Après dix jours de mer sur « Brest Atlantiques », la course a été totalement relancée au large de Rio, entre l’escale du trimaran MACIF, le demi-tour dicté par la prudence de Sodebo Ultim 3, et des marins qui gardent tous le pied sur le frein pour ne pas trop exposer leurs trimarans à une mer hachée. L’objectif de la flotte, menée vendredi par le Maxi Edmond de Rothschild, est de faire le dos rond avant de récupérer d’ici deux jours des conditions plus maniables.

La deuxième vacation hebdomadaire de « Brest Atlantiques », organisée ce vendredi depuis la Maison de la Bretagne, au pied de la tour Montparnasse, en a dit long sur les conditions difficiles rencontrées depuis jeudi après-midi par les quatre trimarans de la Classe Ultim 32/23. Si François Gabart, bien calé dans le fauteuil de son trimaran MACIF, avait le sourire et la voix enjouée tout en évoquant un « shaker » pour décrire ce qu’il vivait dans une mer formée de face, Franck Cammas (Maxi Edmond de Rothschild), Thomas Coville (Sodebo Ultim 3) et Yves Le Blevec (Actual Leader) avaient les voix plus fatiguées et/ou les traits plus tirés, les deux derniers s’interrompant même quelques angoissantes secondes pendant la conversation, en attendant que leur bateau retombe d’une vague plus haute que les autres.

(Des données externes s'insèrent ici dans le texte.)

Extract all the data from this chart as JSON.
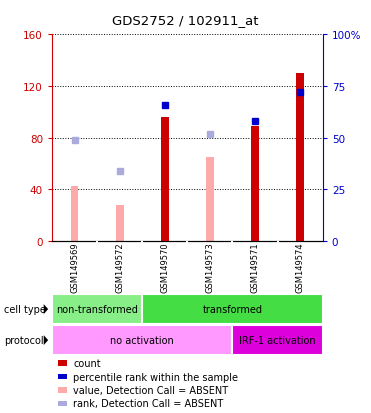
{
  "title": "GDS2752 / 102911_at",
  "samples": [
    "GSM149569",
    "GSM149572",
    "GSM149570",
    "GSM149573",
    "GSM149571",
    "GSM149574"
  ],
  "count_values": [
    null,
    null,
    96,
    null,
    89,
    130
  ],
  "value_absent": [
    43,
    28,
    null,
    65,
    null,
    null
  ],
  "rank_absent_pct": [
    49,
    34,
    null,
    52,
    null,
    null
  ],
  "percentile_present_pct": [
    null,
    null,
    66,
    null,
    58,
    72
  ],
  "ylim_left": [
    0,
    160
  ],
  "ylim_right": [
    0,
    100
  ],
  "yticks_left": [
    0,
    40,
    80,
    120,
    160
  ],
  "yticks_right": [
    0,
    25,
    50,
    75,
    100
  ],
  "ytick_labels_left": [
    "0",
    "40",
    "80",
    "120",
    "160"
  ],
  "ytick_labels_right": [
    "0",
    "25",
    "50",
    "75",
    "100%"
  ],
  "cell_type_groups": [
    {
      "label": "non-transformed",
      "start": 0,
      "end": 2,
      "color": "#88ee88"
    },
    {
      "label": "transformed",
      "start": 2,
      "end": 6,
      "color": "#44dd44"
    }
  ],
  "protocol_groups": [
    {
      "label": "no activation",
      "start": 0,
      "end": 4,
      "color": "#ff99ff"
    },
    {
      "label": "IRF-1 activation",
      "start": 4,
      "end": 6,
      "color": "#dd00dd"
    }
  ],
  "legend_items": [
    {
      "color": "#cc0000",
      "label": "count"
    },
    {
      "color": "#0000cc",
      "label": "percentile rank within the sample"
    },
    {
      "color": "#ffaaaa",
      "label": "value, Detection Call = ABSENT"
    },
    {
      "color": "#aaaadd",
      "label": "rank, Detection Call = ABSENT"
    }
  ],
  "left_axis_color": "#cc0000",
  "right_axis_color": "#0000cc"
}
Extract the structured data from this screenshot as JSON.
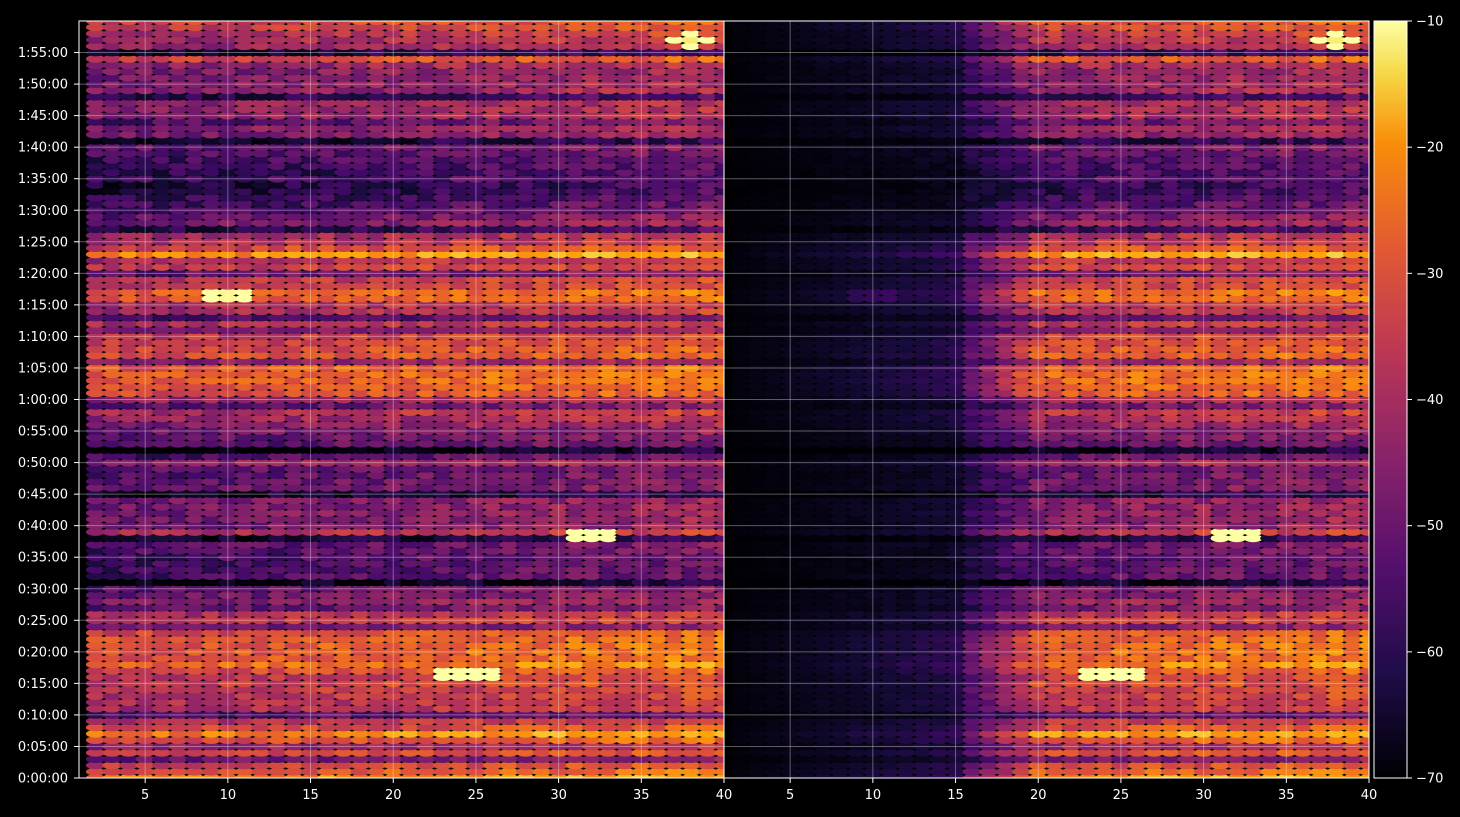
{
  "chart_data": [
    {
      "panel": "left",
      "type": "heatmap",
      "marker": "ellipse",
      "title": "",
      "xlabel": "",
      "ylabel": "",
      "xlim": [
        1,
        40
      ],
      "ylim_seconds": [
        0,
        7200
      ],
      "x_ticks": [
        "5",
        "10",
        "15",
        "20",
        "25",
        "30",
        "35",
        "40"
      ],
      "y_ticks": [
        "0:00:00",
        "0:05:00",
        "0:10:00",
        "0:15:00",
        "0:20:00",
        "0:25:00",
        "0:30:00",
        "0:35:00",
        "0:40:00",
        "0:45:00",
        "0:50:00",
        "0:55:00",
        "1:00:00",
        "1:05:00",
        "1:10:00",
        "1:15:00",
        "1:20:00",
        "1:25:00",
        "1:30:00",
        "1:35:00",
        "1:40:00",
        "1:45:00",
        "1:50:00",
        "1:55:00"
      ],
      "grid": true,
      "x_values": [
        2,
        40
      ],
      "y_sample_interval_seconds": 60,
      "value_range": [
        -70,
        -10
      ],
      "bright_rows_seconds": [
        0,
        420,
        1020,
        2310,
        2970,
        4590,
        4980,
        5630,
        6850
      ],
      "hotspots": [
        {
          "x": 24.5,
          "time": "0:16:30",
          "value": -12
        },
        {
          "x": 32.3,
          "time": "0:38:30",
          "value": -13
        },
        {
          "x": 10,
          "time": "1:16:30",
          "value": -14
        },
        {
          "x": 38,
          "time": "1:57:00",
          "value": -13
        }
      ]
    },
    {
      "panel": "right",
      "type": "heatmap",
      "marker": "ellipse",
      "title": "",
      "xlabel": "",
      "ylabel": "",
      "xlim": [
        1,
        40
      ],
      "ylim_seconds": [
        0,
        7200
      ],
      "x_ticks": [
        "5",
        "10",
        "15",
        "20",
        "25",
        "30",
        "35",
        "40"
      ],
      "grid": true,
      "x_values": [
        2,
        40
      ],
      "dark_region_x": [
        1,
        15
      ],
      "value_range": [
        -70,
        -10
      ]
    }
  ],
  "colorbar": {
    "colormap": "inferno",
    "range": [
      -70,
      -10
    ],
    "ticks": [
      "−10",
      "−20",
      "−30",
      "−40",
      "−50",
      "−60",
      "−70"
    ]
  },
  "colors": {
    "background": "#000000",
    "grid": "#ffffff",
    "text": "#ffffff"
  }
}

« Ce sont les pires conditions depuis le départ et pas loin des pires que j’aie rencontrées en multicoque, a confié Yves Le Blevec, qui en a pourtant vu d’autres. A chaque vague, on a l’impression que le bateau va se démolir, ce n’est vraiment pas drôle. On a une petite trentaine de nœuds de vent, mais ce qui est gênant, c’est qu’on a les vagues de face et que la mer est complètement désordonnée, on se fait secouer, on est obligés de se tenir en permanence. » Même son de cloche chez Franck Cammas : « On a actuellement 25-28 nœuds de vent et une mer de face, ce n’est pas très confortable, ça bouge beaucoup, on a du mal à se tenir debout. » Reste que l’Aixois se félicite que, après l’arrêt forcé en milieu de semaine à Salvador de Bahia pour la réparation de la dérive, le Maxi Edmond de Rothschild soit de nouveau aux commandes de la course : « On ne s’attendait pas à reprendre la tête maintenant, c’est aussi lié aux circonstances de nos petits camarades, mais c’est plutôt sympa, c’est un nouveau départ pour la course. »

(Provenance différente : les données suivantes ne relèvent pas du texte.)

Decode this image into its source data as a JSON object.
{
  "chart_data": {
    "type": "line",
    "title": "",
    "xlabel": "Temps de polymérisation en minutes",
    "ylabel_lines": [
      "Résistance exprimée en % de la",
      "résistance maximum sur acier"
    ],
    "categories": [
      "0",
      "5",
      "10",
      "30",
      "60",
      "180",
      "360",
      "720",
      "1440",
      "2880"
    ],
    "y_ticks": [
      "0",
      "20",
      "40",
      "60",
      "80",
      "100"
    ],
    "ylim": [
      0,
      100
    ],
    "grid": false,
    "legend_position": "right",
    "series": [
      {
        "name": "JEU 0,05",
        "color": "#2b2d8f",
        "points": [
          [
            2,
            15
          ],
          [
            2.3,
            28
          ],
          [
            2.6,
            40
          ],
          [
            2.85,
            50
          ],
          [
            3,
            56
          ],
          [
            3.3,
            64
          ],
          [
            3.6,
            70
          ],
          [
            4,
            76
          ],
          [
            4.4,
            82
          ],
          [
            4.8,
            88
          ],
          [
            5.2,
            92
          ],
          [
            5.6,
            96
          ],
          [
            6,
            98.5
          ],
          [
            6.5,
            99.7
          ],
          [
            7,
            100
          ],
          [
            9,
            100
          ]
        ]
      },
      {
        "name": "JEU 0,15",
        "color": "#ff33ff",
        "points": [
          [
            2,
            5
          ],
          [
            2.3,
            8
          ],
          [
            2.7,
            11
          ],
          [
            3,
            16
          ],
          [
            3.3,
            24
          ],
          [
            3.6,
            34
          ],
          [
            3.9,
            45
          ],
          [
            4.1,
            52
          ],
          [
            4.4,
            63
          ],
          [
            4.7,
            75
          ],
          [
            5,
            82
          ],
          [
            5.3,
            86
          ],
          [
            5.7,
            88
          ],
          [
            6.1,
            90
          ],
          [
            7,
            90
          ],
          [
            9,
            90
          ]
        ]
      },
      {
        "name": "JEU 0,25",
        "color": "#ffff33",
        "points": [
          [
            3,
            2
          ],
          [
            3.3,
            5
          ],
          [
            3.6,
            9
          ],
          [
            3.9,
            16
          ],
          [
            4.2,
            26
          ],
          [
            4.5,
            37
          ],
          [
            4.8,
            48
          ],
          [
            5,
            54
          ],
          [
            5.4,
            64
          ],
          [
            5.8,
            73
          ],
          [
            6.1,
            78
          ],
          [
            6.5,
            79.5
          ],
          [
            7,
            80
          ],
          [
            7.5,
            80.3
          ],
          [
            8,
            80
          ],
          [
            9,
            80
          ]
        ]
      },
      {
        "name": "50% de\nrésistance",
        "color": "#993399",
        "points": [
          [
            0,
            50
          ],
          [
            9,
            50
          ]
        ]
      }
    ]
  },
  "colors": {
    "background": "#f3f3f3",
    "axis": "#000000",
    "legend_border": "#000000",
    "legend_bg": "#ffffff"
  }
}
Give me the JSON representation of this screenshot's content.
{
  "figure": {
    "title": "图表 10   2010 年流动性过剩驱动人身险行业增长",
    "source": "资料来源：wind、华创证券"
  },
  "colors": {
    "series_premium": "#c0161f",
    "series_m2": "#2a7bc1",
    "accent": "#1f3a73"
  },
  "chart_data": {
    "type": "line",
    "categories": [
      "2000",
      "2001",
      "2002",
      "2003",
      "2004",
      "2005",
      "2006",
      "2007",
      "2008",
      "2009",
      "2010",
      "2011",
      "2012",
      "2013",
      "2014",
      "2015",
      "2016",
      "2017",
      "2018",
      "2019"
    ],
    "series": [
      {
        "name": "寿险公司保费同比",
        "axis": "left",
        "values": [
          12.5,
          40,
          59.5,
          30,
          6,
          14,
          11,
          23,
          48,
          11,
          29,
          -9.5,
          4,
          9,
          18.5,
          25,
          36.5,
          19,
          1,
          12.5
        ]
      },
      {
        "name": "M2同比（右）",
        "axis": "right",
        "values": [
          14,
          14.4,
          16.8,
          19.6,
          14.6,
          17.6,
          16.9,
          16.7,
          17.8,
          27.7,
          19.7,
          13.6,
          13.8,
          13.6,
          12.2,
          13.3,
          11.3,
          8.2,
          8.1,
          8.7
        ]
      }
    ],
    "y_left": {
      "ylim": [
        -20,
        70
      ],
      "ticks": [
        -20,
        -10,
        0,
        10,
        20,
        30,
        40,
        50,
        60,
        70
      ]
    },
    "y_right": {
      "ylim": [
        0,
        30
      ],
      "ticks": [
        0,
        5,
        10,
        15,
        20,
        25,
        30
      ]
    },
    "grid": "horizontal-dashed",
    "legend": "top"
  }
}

Un nouveau départ dû à l’escale technique du trimaran MACIF à Rio (remplacement de safran de coque centrale) et au demi-tour effectué jeudi par Sodebo Ultim 3, que Thomas Coville a pris le temps d’expliquer : « Quand on est arrivés à Rio, on n’avait pas trop d’autre choix que de partir sur cette route sud qui tentait de passer sous la grosse dépression que nous sommes en train de contourner. Après une petite sieste, Jean-Luc (Nélias) me dit : « Thomas, on ne va pas aussi vite que prévu, la dépression nous rattrape et on va se retrouver coincés au près dans 45-50 nœuds. » Donc c’est la mort dans l’âme qu’on a décidé de virer de bord. Pour le moral, ce n’était pas terrible, parce qu’on s’était défoncés pour finalement perdre les quelques centaines de milles qu’on avait construites. J’étais vraiment désabusé, parce que si on réussissait à passer sous cette dépression, on doublait la mise et on se retrouvait avec une très confortable avance, on changeait de système avant les autres. C’est difficile à accepter de perdre autant d’avance. »

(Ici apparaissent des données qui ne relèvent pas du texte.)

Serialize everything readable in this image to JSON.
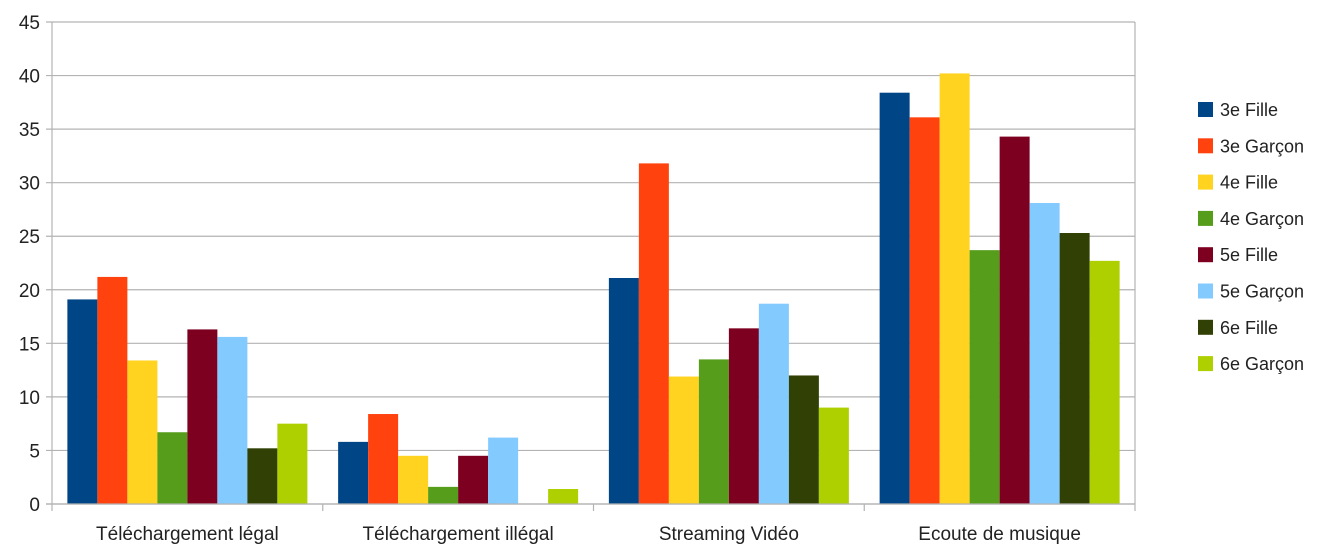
{
  "chart_data": {
    "type": "bar",
    "categories": [
      "Téléchargement légal",
      "Téléchargement illégal",
      "Streaming Vidéo",
      "Ecoute de musique"
    ],
    "series": [
      {
        "name": "3e Fille",
        "color": "#004586",
        "values": [
          19.1,
          5.8,
          21.1,
          38.4
        ]
      },
      {
        "name": "3e Garçon",
        "color": "#ff420e",
        "values": [
          21.2,
          8.4,
          31.8,
          36.1
        ]
      },
      {
        "name": "4e Fille",
        "color": "#ffd320",
        "values": [
          13.4,
          4.5,
          11.9,
          40.2
        ]
      },
      {
        "name": "4e Garçon",
        "color": "#579d1c",
        "values": [
          6.7,
          1.6,
          13.5,
          23.7
        ]
      },
      {
        "name": "5e Fille",
        "color": "#7e0021",
        "values": [
          16.3,
          4.5,
          16.4,
          34.3
        ]
      },
      {
        "name": "5e Garçon",
        "color": "#83caff",
        "values": [
          15.6,
          6.2,
          18.7,
          28.1
        ]
      },
      {
        "name": "6e Fille",
        "color": "#314004",
        "values": [
          5.2,
          0,
          12.0,
          25.3
        ]
      },
      {
        "name": "6e Garçon",
        "color": "#aecf00",
        "values": [
          7.5,
          1.4,
          9.0,
          22.7
        ]
      }
    ],
    "ylim": [
      0,
      45
    ],
    "yticks": [
      "0",
      "5",
      "10",
      "15",
      "20",
      "25",
      "30",
      "35",
      "40",
      "45"
    ],
    "grid": true,
    "legend": "right"
  }
}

Reste que la route vers Le Cap est encore longue et que les prévisions à venir promettent un éventuel regroupement général de l’autre côté de l’Atlantique, au Cap, comme l’a expliqué François Gabart, deuxième à 16h à 47 milles du duo Franck Cammas/Charles Caudrelier : « On se retrouve à traverser dans des conditions pas simples, d’abord face à la mer et au près pendant quasiment les deux tiers du parcours jusqu’à Gough Island, ensuite dans l’anticyclone où il y aura très peu de vent, on n’ira pas très vite. C’est dommage, parce que j’imaginais plutôt ce parcours Rio-Le Cap pleine balle sur de la mer plate, j’en ai rêvé ces derniers mois. Malheureusement, ce ne sera pas pour cette fois, il faudra revenir. » Trop de vent d’abord, pas assez ensuite, ce second tronçon ne restera sans doute pas le meilleur souvenir  de « Brest Atlantiques » pour les huit marins et les quatre media men…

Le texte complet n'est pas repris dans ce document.